Document photo requirements are full of specialist words: biometrics, ICAO, MRZ, DPI. This glossary explains 14 key terms in plain language so you understand what is being checked and why a photo may be rejected. The terms are grouped by theme for convenience.

Standards & biometrics

Biometric photo
A photograph suitable for automated face recognition: a sharp frontal image with a neutral expression that meets international rules for measuring facial features.
ICAO Doc 9303
The international standard from the International Civil Aviation Organization (ICAO) that defines requirements for machine-readable documents, including the biometric photo, the chip and the MRZ.
MRZ (machine-readable zone)
The two or three lines of characters at the bottom of the data page that a scanner reads; they hold the name, document number and check digits.
ePassport / chip
A passport with an embedded contactless chip that stores the holder's digital photo and other data used for verification at the border.
Neutral expression
A calm face with no smile: mouth closed, eyes open and looking straight at the camera, which keeps recognition stable.

Photo geometry

Head height / head proportion
The share of the frame taken up by the face from chin to crown; under ICAO this is usually 70–80% of the photo's height.
Head-to-background contrast
Enough difference between the face tone and the background so the system can clearly separate the head's outline from the backdrop.
Aspect ratio
The ratio of the photo's width to its height (for example 35×45 mm), which must match the format of the specific country.
Background (plain light)
An even, light backdrop with no patterns, objects or shadows — most often white or light grey.

Files & process

DPI / resolution
The dots per inch and total pixel count that determine the file's sharpness; printing usually requires at least 300 DPI.
Face morphing
A forgery in which the features of two people are blended into one photo so the document fits both; this is exactly why photo rules are getting stricter.
Liveness / live capture
Capturing the face in real time with confirmation that a genuine person is in front of the camera, not a photo or video.
Apostille
A simplified international certification of official documents; it does not concern the photo itself but is often mentioned alongside paperwork submission.
E-gate / automated border control
Self-service gates that match your face on camera against the photo in the passport chip and let you through without queuing for an officer.

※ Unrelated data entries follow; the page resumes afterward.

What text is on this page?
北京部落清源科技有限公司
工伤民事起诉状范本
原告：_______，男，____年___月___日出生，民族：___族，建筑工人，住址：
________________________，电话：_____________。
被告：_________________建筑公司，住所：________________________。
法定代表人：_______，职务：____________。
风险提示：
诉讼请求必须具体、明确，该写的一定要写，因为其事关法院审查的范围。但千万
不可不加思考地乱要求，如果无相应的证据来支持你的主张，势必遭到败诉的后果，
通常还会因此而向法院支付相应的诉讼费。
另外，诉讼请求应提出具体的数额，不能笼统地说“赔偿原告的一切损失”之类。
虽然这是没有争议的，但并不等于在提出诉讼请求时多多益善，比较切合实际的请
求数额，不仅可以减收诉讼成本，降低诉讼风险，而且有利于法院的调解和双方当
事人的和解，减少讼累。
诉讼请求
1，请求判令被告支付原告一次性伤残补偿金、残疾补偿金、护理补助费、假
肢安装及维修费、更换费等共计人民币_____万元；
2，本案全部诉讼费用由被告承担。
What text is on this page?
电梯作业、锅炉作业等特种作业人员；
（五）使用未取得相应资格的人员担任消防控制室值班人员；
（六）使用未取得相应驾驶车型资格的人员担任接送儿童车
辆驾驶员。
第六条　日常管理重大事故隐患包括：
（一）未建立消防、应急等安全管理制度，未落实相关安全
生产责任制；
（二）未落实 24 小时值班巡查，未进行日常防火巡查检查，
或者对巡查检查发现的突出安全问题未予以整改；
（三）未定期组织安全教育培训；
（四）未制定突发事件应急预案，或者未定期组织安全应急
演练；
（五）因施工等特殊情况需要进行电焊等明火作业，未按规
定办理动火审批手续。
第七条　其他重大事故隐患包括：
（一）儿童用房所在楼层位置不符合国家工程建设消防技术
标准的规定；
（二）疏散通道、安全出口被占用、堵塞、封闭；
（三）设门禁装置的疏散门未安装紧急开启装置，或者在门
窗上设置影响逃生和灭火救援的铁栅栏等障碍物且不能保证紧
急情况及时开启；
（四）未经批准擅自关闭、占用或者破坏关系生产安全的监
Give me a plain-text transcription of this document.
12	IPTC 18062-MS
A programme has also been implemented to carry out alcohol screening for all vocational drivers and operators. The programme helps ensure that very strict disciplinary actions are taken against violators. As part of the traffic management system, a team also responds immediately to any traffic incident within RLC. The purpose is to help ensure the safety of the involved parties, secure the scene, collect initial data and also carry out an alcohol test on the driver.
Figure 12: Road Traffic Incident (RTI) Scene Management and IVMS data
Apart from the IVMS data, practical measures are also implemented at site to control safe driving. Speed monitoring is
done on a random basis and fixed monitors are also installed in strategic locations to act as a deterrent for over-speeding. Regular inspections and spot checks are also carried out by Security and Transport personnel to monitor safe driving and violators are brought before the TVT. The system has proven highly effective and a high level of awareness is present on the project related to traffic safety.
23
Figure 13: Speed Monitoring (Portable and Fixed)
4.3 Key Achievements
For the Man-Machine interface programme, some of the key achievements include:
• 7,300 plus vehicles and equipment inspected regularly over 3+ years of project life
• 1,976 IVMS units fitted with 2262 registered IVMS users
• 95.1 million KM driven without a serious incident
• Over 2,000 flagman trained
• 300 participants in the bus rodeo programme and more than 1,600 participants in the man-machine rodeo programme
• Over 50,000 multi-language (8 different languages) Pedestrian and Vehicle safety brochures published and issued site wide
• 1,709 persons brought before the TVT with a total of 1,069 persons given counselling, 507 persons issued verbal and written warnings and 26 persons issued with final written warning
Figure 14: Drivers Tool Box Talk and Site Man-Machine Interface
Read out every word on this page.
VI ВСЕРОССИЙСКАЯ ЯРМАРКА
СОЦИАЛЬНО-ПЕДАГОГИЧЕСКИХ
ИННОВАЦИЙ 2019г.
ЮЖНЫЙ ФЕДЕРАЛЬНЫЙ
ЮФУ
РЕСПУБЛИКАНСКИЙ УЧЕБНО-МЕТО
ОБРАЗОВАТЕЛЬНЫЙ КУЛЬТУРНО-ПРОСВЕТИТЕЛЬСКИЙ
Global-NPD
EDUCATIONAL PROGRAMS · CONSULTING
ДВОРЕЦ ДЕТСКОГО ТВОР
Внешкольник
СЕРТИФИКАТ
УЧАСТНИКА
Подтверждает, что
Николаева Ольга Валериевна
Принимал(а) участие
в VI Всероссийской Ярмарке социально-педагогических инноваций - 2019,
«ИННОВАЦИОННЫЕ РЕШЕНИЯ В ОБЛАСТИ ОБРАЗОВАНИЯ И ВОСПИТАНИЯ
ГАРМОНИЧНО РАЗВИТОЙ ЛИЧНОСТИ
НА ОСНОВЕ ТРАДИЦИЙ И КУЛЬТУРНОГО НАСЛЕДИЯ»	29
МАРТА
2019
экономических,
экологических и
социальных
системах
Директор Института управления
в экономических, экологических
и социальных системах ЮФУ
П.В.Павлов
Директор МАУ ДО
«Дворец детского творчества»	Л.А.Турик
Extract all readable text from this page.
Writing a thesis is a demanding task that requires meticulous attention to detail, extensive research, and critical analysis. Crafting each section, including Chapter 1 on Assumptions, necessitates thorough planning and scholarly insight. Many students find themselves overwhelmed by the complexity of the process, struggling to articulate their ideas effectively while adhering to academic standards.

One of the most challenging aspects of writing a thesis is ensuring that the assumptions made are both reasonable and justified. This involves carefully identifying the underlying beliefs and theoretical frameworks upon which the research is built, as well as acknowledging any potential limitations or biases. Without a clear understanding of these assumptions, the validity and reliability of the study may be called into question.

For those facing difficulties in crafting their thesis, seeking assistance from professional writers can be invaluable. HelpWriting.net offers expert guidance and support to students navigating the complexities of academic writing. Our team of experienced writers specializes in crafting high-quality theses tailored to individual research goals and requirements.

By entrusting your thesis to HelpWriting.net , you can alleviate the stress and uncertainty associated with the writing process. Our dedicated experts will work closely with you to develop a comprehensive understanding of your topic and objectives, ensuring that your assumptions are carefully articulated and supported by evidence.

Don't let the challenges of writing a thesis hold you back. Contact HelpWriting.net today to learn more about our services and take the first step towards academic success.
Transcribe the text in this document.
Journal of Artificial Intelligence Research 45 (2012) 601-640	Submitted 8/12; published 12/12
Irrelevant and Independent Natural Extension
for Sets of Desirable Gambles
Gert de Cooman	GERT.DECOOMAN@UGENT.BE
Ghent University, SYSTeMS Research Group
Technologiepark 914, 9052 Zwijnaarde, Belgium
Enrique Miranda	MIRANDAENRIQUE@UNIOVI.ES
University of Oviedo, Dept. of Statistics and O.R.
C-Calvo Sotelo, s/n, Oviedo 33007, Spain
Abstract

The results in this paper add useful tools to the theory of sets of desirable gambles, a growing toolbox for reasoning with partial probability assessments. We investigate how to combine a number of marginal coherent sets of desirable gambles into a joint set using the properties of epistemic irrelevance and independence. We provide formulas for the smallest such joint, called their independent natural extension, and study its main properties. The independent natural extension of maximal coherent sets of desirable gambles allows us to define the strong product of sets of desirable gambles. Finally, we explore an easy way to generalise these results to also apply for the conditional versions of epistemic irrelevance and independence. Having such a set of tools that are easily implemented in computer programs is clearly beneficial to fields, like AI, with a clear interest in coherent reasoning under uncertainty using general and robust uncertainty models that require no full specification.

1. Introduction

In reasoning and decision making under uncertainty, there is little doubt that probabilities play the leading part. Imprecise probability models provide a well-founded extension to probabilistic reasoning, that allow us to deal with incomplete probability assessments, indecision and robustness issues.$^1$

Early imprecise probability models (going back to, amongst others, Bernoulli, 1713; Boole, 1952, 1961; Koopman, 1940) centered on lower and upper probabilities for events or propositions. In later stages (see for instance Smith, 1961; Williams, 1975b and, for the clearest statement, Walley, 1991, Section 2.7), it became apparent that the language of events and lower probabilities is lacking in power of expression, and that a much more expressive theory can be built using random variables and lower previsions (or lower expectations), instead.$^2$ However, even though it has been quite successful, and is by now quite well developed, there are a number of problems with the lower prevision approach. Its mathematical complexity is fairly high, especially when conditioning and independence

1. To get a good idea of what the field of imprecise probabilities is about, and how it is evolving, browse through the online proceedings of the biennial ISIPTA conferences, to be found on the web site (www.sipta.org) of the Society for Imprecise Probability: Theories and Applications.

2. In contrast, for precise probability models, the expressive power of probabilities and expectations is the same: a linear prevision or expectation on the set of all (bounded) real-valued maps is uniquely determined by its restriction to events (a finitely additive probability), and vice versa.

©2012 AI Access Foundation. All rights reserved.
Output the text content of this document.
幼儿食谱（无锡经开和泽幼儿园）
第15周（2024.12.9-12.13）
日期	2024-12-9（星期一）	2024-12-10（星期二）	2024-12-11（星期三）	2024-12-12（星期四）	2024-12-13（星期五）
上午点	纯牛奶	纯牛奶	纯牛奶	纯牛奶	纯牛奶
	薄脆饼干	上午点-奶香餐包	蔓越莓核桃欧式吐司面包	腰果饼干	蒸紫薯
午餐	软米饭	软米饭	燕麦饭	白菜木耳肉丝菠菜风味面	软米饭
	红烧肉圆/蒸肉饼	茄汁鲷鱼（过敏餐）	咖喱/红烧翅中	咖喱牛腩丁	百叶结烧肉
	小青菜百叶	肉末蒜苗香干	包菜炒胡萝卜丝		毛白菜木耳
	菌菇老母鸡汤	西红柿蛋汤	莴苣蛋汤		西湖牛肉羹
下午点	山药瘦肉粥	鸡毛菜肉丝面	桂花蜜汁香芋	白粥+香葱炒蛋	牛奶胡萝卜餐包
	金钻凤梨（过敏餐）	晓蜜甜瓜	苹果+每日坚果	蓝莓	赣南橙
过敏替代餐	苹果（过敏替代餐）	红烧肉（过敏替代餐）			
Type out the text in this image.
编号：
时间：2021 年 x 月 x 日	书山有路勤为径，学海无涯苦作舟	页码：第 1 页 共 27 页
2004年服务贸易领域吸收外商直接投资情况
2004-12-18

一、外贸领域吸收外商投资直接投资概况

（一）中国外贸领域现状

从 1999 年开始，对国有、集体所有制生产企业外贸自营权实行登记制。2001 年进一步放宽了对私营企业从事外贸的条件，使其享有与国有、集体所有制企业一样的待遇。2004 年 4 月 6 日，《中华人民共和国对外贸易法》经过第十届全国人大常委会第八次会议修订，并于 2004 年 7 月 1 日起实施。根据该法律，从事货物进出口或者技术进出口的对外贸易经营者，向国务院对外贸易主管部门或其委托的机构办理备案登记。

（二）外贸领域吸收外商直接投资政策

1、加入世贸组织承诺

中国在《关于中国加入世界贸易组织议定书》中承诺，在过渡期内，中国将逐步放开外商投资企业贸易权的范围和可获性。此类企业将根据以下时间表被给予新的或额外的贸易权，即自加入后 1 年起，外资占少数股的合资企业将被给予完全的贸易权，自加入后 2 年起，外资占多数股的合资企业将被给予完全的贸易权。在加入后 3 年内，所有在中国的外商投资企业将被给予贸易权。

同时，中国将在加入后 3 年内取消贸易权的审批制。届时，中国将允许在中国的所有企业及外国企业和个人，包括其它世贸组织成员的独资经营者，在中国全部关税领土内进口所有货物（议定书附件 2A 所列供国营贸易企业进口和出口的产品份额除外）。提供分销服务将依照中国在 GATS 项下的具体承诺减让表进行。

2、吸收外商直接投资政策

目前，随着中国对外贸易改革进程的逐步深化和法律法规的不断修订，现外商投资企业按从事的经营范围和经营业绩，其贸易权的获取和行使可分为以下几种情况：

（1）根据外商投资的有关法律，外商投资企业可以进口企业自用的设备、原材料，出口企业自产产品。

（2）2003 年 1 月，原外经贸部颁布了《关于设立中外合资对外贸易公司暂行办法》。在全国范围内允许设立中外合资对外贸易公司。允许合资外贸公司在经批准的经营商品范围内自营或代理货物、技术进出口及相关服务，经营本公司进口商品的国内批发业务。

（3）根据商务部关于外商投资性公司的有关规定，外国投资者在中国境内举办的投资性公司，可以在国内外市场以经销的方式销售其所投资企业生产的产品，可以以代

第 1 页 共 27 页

Once you understand these terms, any instruction is easier to read, and you avoid the most common reasons a photo is rejected.

Related guides

Official sources

Questions

How does a biometric photo differ from an ordinary one?
A biometric photo is made so automated systems can analyse it: a frontal angle, a neutral expression, even lighting and a plain background under the ICAO Doc 9303 standard.
Are ICAO Doc 9303 and a specific country's requirements the same?
ICAO Doc 9303 is the common foundation, but countries add their own details, such as the size in millimetres or the background colour. Always check the requirements of your target country.
What is the difference between DPI and aspect ratio?
DPI describes dot density and file sharpness, while aspect ratio is the proportion of width to height. They are different parameters, and both must be correct.
What is face morphing and why does it make rules stricter?
Morphing blends the faces of two people into one photo so a document fits both. Because of this forgery risk, requirements for live capture and control have become tougher.
Why is head-to-background contrast needed?
Enough contrast lets the system clearly separate the head from the background. That is why a plain light backdrop with no shadows or patterns is used.